Java & Ruby complexity

November 19, 2008 at 07:33 #

Patrick Mueller writes:

Same sort of nutso thinking with Java. A potentially decent systems-level programming language, it could have been a successor to C and C++ had things worked out a bit differently. But as an application programming language? Sure, some people can do it. But there's a level of complexity there, over and above application programming languages we've used in the past - COBOL and BASIC, for instance - that really renders it unsuitable for a large potential segment of the programmer market. [...] We're seeing an upswing in alternative languages where Java used to be king: Ruby, Python, Groovy, etc

I really don't agree with the notion of complexity in Java. Complexity as a term is IMHO highly unprecise, so maybe we're just thinking differently about it here.

Much of the stuff people people don't like about Java is actually it's verboseness (compared to e.g. Ruby), but that's nearly the opposite of complexity. The inventors of Java explicitly left a lot of features out - like closures - because they feared they would create a too complex programming language.

Ruby & Co have all these features, plus a lot of nice meta programming, and a somewhat weird module/inclusion/inheritance system. I personally think that Ruby is much more complex than Java in the long term. The interesting question is whether people will be happy with the added complexity in the long term.

I see this as a trade off in programming languages: language features like cool meta programming, closures, or a really worked out type system (a la OCaml & Haskell) can remove a lot of accidental complexity: with them. you're able to write programs much more succinct, or have proofs of global properties of you're program that weren't possible before.

On the other hand, language features can create a lot of complexity, if not done really well.

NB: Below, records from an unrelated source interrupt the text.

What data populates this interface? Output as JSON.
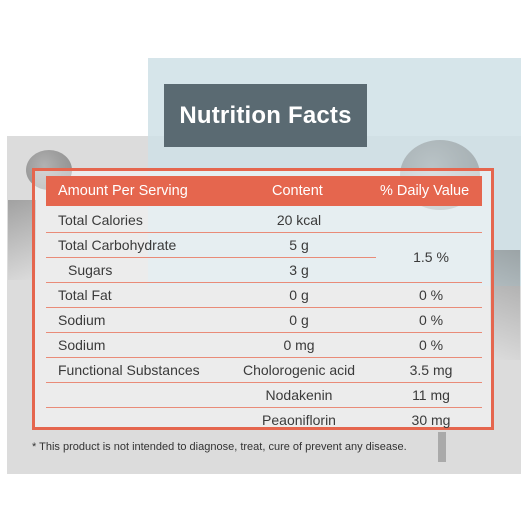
{
  "title": "Nutrition Facts",
  "table": {
    "headers": [
      "Amount Per Serving",
      "Content",
      "% Daily Value"
    ],
    "rows": [
      {
        "name": "Total Calories",
        "content": "20 kcal",
        "daily": ""
      },
      {
        "name": "Total Carbohydrate",
        "content": "5 g",
        "daily": ""
      },
      {
        "name": "Sugars",
        "content": "3 g",
        "daily": ""
      },
      {
        "name": "Total Fat",
        "content": "0 g",
        "daily": "0 %"
      },
      {
        "name": "Sodium",
        "content": "0 g",
        "daily": "0 %"
      },
      {
        "name": "Sodium",
        "content": "0 mg",
        "daily": "0 %"
      },
      {
        "name": "Functional Substances",
        "content": "Cholorogenic acid",
        "daily": "3.5 mg"
      },
      {
        "name": "",
        "content": "Nodakenin",
        "daily": "11 mg"
      },
      {
        "name": "",
        "content": "Peaoniflorin",
        "daily": "30 mg"
      }
    ],
    "carb_sugar_daily": "1.5 %"
  },
  "footnote": "* This product is not intended to diagnose, treat, cure of prevent any disease.",
  "colors": {
    "accent": "#e5664e",
    "title_bg": "#5a6a72",
    "panel_blue": "#cfe0e6",
    "panel_gray": "#dcdcdc"
  }
}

I'm reading the Scala mailing list, and I remember discussions of the sort "is this code legal Scala? and if it is, what does it mean?" (usually from a type system point of view), and if I remember correctly the language designers weren't quite sure about it either. This is exactly what you don't want in a language: unclarity or ambiguity of expressions, unexpected "side effects" of expressions.

Quite a lot of Ruby/Rails code one happens to see is clever in very interesting ways. But I really see that cleverness as a problem: who will understand the tricks that made the code a bit shorter in five years? Probably someone, but it might take him a long time to do so. Already now it's sometimes quite difficult to find documentation on a particular library method/class in Ruby, as the documentation system is apparently not up to handle the language's module inclusion features.

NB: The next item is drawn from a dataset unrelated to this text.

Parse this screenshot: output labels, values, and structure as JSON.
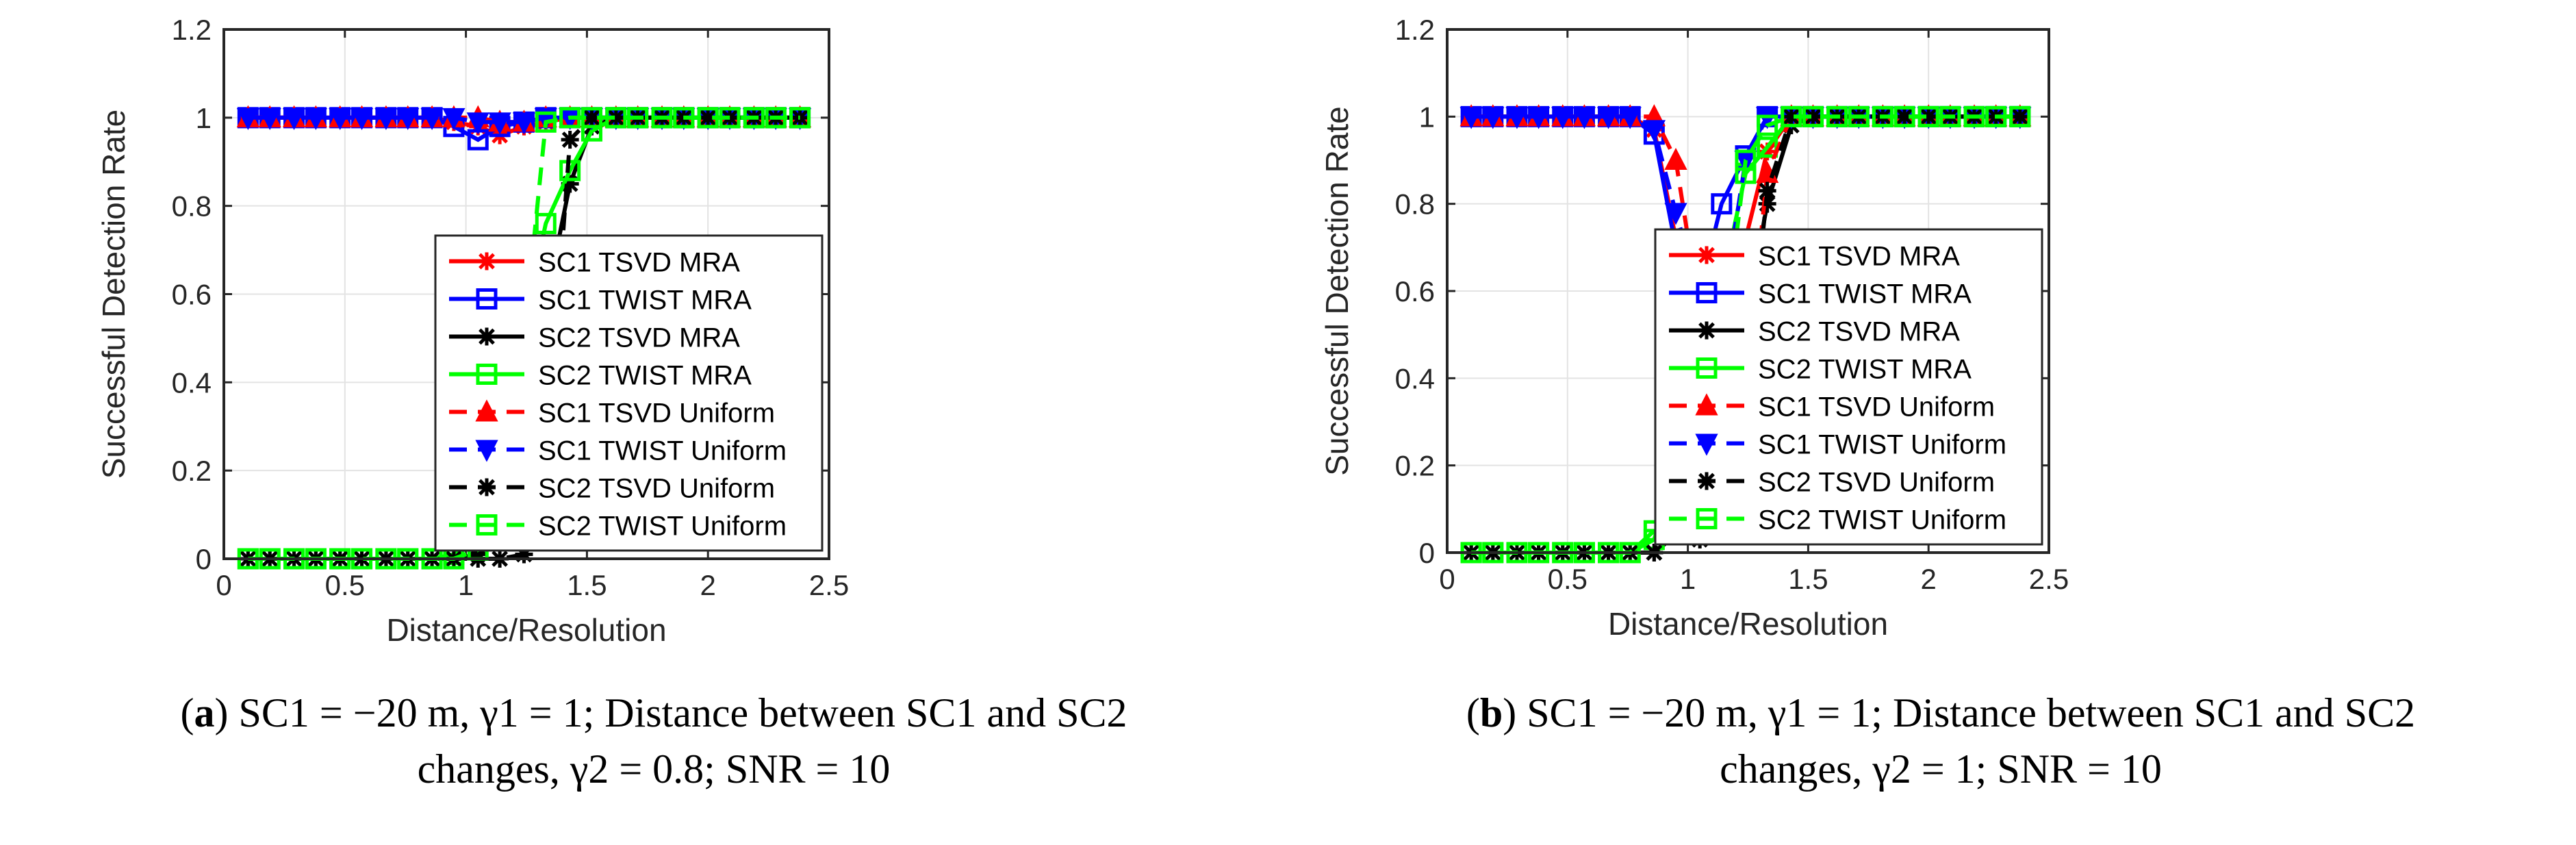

At what point do all these clever tricks sum up to something that is no longer understandable? Are we really sure that the modularization works out good enough that we don't have to be afraid of all ending up as a large meta-closure-soup? ;-)

Don't get me wrong: I like dynamic languages for a lot of features. I'm just weary of some of the effects. Pushing accidental complexity out of the application and into the programming language (now as feature complexity) should normally be a good thing: it sounds reasonable that this should reduce overall complexity, and give programmers a broader understanding of what's happening. We need a good modularity system and proper abstractions to have a real positive effect from this - and I'm not sure I see this in e.g. Ruby.